La veste, ridendo, strappò
Un vergine petto scoprì
E pregando gridavo pietà
Mi prese dai fianchi, piegò la mia schiena
Fu su di me
Dalla nuda parete il quadro dei Santi e Dio, Dio mi maledì
Mi piacque giacere con lui
Il gufo tre volte cantò
Col vento la porta si aprì
Le alghe sui piedi, la schiena possente
Nel mare in tempesta svanì

Mia Martini La vergine e il mare

A Lacrime di marzo tocca il compito di affrontare il tema del suicidio e a Testamento, il pezzo immediatamente successivo, quello di fare da ideale continuazione del primo.

Non tutti i sogni, non tutti i miei baci
Non tutti, ma solo un po’
Questo perché si ricordi che a volte mi ha amato, a volte no
Questo è tutto ciò che lascerò al mio uomo.

Amore.. amore… un corno!, che porta nuovamente la firma di Baglioni (e stavolta anche la voce, nei cori che accompagnano Mia), anticipa di qualche anno Minuetto, ne è il perfetto precursore: parla di un amore totalizzante, soffocante, che rende la protagonista della canzone schiava di un sentimento che non ha vie d’uscita.

A chiudere il disco è la title-track, Oltre la collina, un pezzo che riassume i temi dell’intero progetto e fa da collante a tutti i brani che lo compongono. Oltre la collina, che accarezza anzitempo la tematica della depressione, è una non-canzone, un brano in cui Mia non canta, ma parla e racconta il dolore di una donna che si guarda indietro e fa i conti con quel che ha perso. Commovente, potente, seppur delicatissimo, questo pezzo sintetizza al meglio lo stato d’animo di una persona che affronta lucidamente la propria sofferenza, prendendone le distanze e a volte facendosene scudo. Un brano toccante, che a buon diritto dà il nome all’intero album e ne restituisce il senso di smarrimento, di disperazione, di fragilità. In fondo, Oltre la collina (la canzone come, del resto, l’intero disco) è la tormentata ricerca di una speranza intatta, di un amore (da non considerare soltanto come amore di coppia, quindi carnale, ma verso l’esistenza stessa e i suoi improvvisi mutamenti).

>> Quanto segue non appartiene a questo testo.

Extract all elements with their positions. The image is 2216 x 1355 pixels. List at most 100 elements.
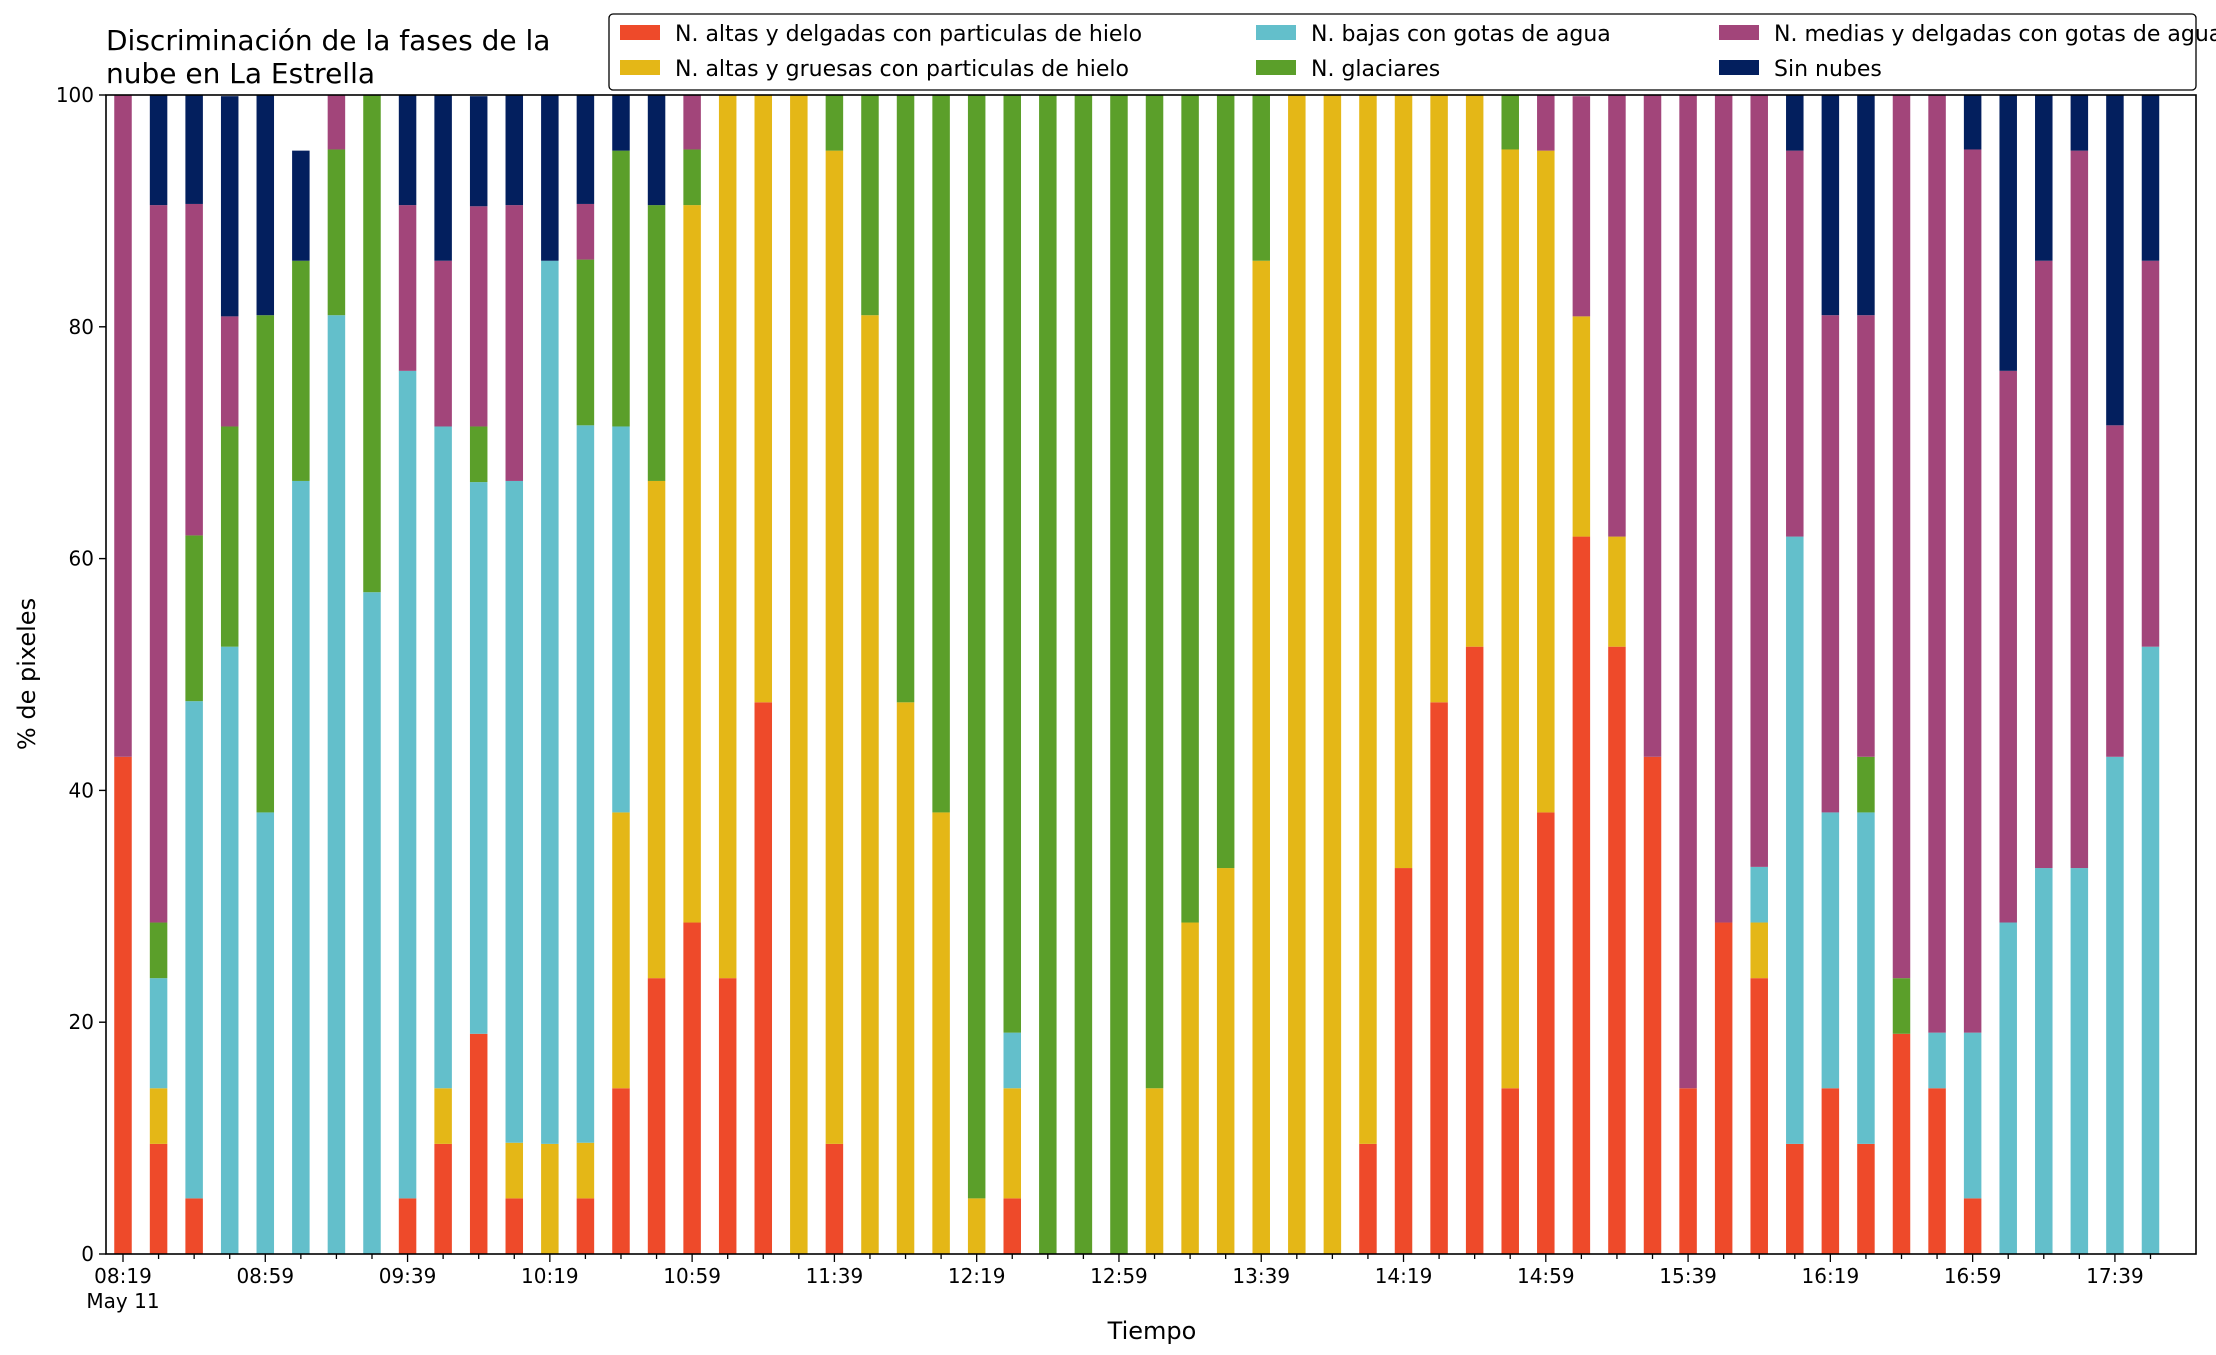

È giusto dire che Mia Martini sia stata una delle più grandi, irripetibili e necessarie interpreti della canzone italiana. La più grande in assoluto, probabilmente. Ancor più corretto, tuttavia, è raccontare la sua storia di artista sensibile, attenta, tormentata, che non si è mai limitata ad assecondare un gusto, ma l’ha creato. Non si è mai accontentata di evidenziare il suo talento vocale, ma ha esibito innanzitutto la sua personalità dirompente e definita. Sin dagli esordi, ha scelto un percorso che la raccontasse fedelmente e che proponesse al pubblico qualcosa di nuovo. Mia è stata una pioniera, capace di dare al ruolo dell’interprete un peso specifico, non (più) decorativo.

Dopo Mia, interprete non è più soltanto colui che esegue una canzone, ma colui che esprime – attraverso la musica e il testo – se stesso. Oltre la collina è la prova di tutto questo: è uno dei primi concept album della musica italiana, proprio perché nasce da un’idea e da una necessità. Un disco che è un pilastro, un faro nel buio, una vetta che – nonostante siano passati quasi cinquant’anni – molti faticano a raggiungere. Un disco che tutti/e gli/le interpreti della canzone italiana dovrebbero ascoltare.